The US economy is facing growing weakness that could lead to a recession before the end of the year, the Conference Board warned on Thursday.
The futures index of leading business organization indicators fell 0.4% in July, on top of a 0.7% drop in June and has now fallen for five straight months.
“US LEI declined for the fifth consecutive month in July, suggesting recession risks are rising in the near term,” said Ataman Ozyildirim, the council’s senior director of economics.
“Consumer pessimism and stock market volatility, as well as slowing labor markets, homebuilding and new manufacturing orders suggest economic weakness will intensify and spread more broadly across the economy American,” he added. “The Conference Board forecasts that the US economy will not expand in the third quarter and could slip into a short but mild recession by the end of the year or early 2023.”
The index predicts the evolution of the economy in about seven months on average.

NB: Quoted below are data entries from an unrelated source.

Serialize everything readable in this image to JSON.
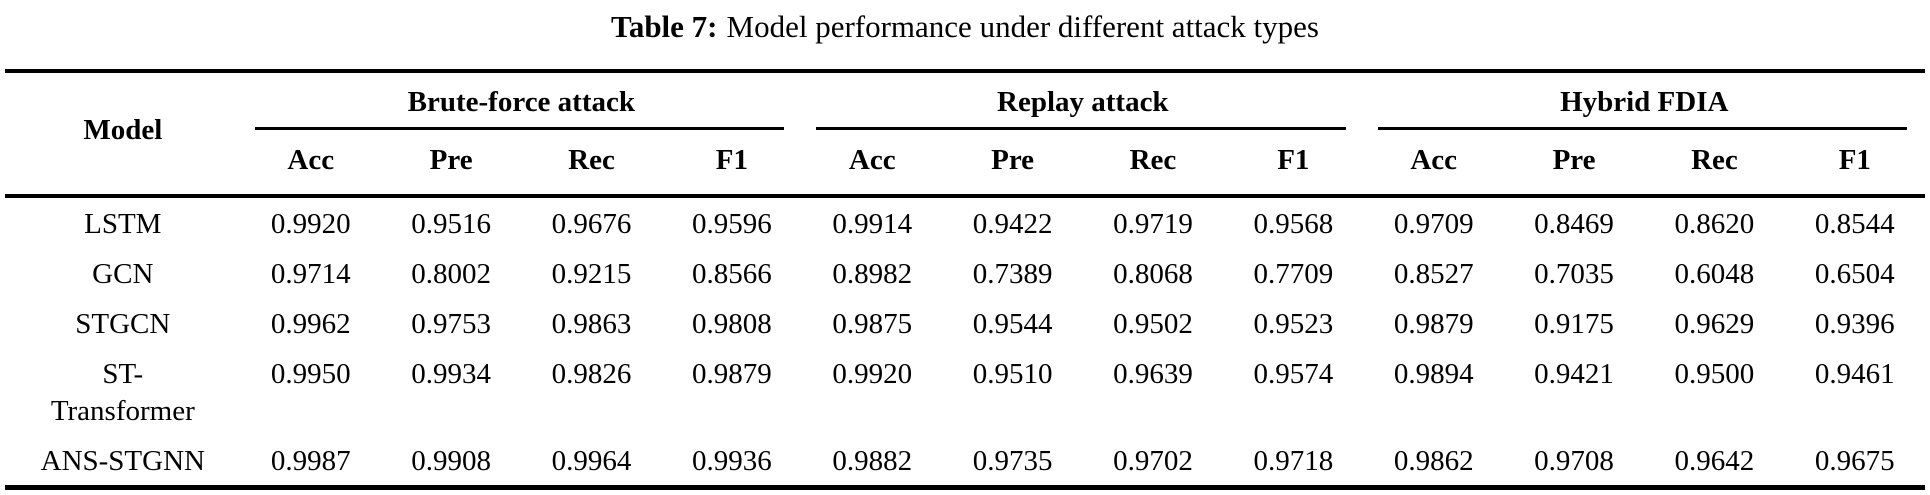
{
  "title": {
    "label": "Table 7:",
    "text": "Model performance under different attack types"
  },
  "table": {
    "model_header": "Model",
    "groups": [
      {
        "label": "Brute-force attack",
        "metrics": [
          "Acc",
          "Pre",
          "Rec",
          "F1"
        ]
      },
      {
        "label": "Replay attack",
        "metrics": [
          "Acc",
          "Pre",
          "Rec",
          "F1"
        ]
      },
      {
        "label": "Hybrid FDIA",
        "metrics": [
          "Acc",
          "Pre",
          "Rec",
          "F1"
        ]
      }
    ],
    "rows": [
      {
        "model": "LSTM",
        "values": [
          "0.9920",
          "0.9516",
          "0.9676",
          "0.9596",
          "0.9914",
          "0.9422",
          "0.9719",
          "0.9568",
          "0.9709",
          "0.8469",
          "0.8620",
          "0.8544"
        ]
      },
      {
        "model": "GCN",
        "values": [
          "0.9714",
          "0.8002",
          "0.9215",
          "0.8566",
          "0.8982",
          "0.7389",
          "0.8068",
          "0.7709",
          "0.8527",
          "0.7035",
          "0.6048",
          "0.6504"
        ]
      },
      {
        "model": "STGCN",
        "values": [
          "0.9962",
          "0.9753",
          "0.9863",
          "0.9808",
          "0.9875",
          "0.9544",
          "0.9502",
          "0.9523",
          "0.9879",
          "0.9175",
          "0.9629",
          "0.9396"
        ]
      },
      {
        "model": "ST-Transformer",
        "values": [
          "0.9950",
          "0.9934",
          "0.9826",
          "0.9879",
          "0.9920",
          "0.9510",
          "0.9639",
          "0.9574",
          "0.9894",
          "0.9421",
          "0.9500",
          "0.9461"
        ]
      },
      {
        "model": "ANS-STGNN",
        "values": [
          "0.9987",
          "0.9908",
          "0.9964",
          "0.9936",
          "0.9882",
          "0.9735",
          "0.9702",
          "0.9718",
          "0.9862",
          "0.9708",
          "0.9642",
          "0.9675"
        ]
      }
    ]
  },
  "colors": {
    "text": "#000000",
    "background": "#ffffff",
    "rule": "#000000"
  }
}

The reading is in line with other economic data that show the economy is in slow growth mode. Claims for jobless benefits have risen by about 50,000 a week from levels at the start of the year. Retail sales, while nominally growing, are affected by the effects of inflation. The price of oil has fallen due to reduced demand, although this is a net positive in the Federal Reserve’s fight against inflation.
Housing, meanwhile, has measurably slowed down. The National Association of Realtors said Thursday that sales of existing homes fell 5.9 percent in July, following a 5.4 percent drop in June. Sales are now down 20% compared to a year ago. Meanwhile, new home construction is faltering as construction costs rise and mortgage rates have nearly doubled from a year ago.
“The ongoing sales decline reflects the impact of the 6% mortgage rate peak in early June,” said NAR Chief Economist Lawrence Yun. “Home sales may soon stabilize as mortgage rates have fallen to close to 5%, providing an additional boost to homebuyers’ purchasing power.”
The median home price fell $10,000 in July to $403,800.
“Many homebuyers were surprised by mortgage rates jumping 70 basis points in just three weeks, peaking in the second half of June, around when July home closings likely would have been under contract” , Danielle Hale, chief economist at Realtor.com, said before the report.
“Fortunately, mortgage rates have come down since those peaks, but buyers who saw the mortgage rate landscape change so suddenly are likely to look back on the experience and have one more reason to avoid offering the best dollar.”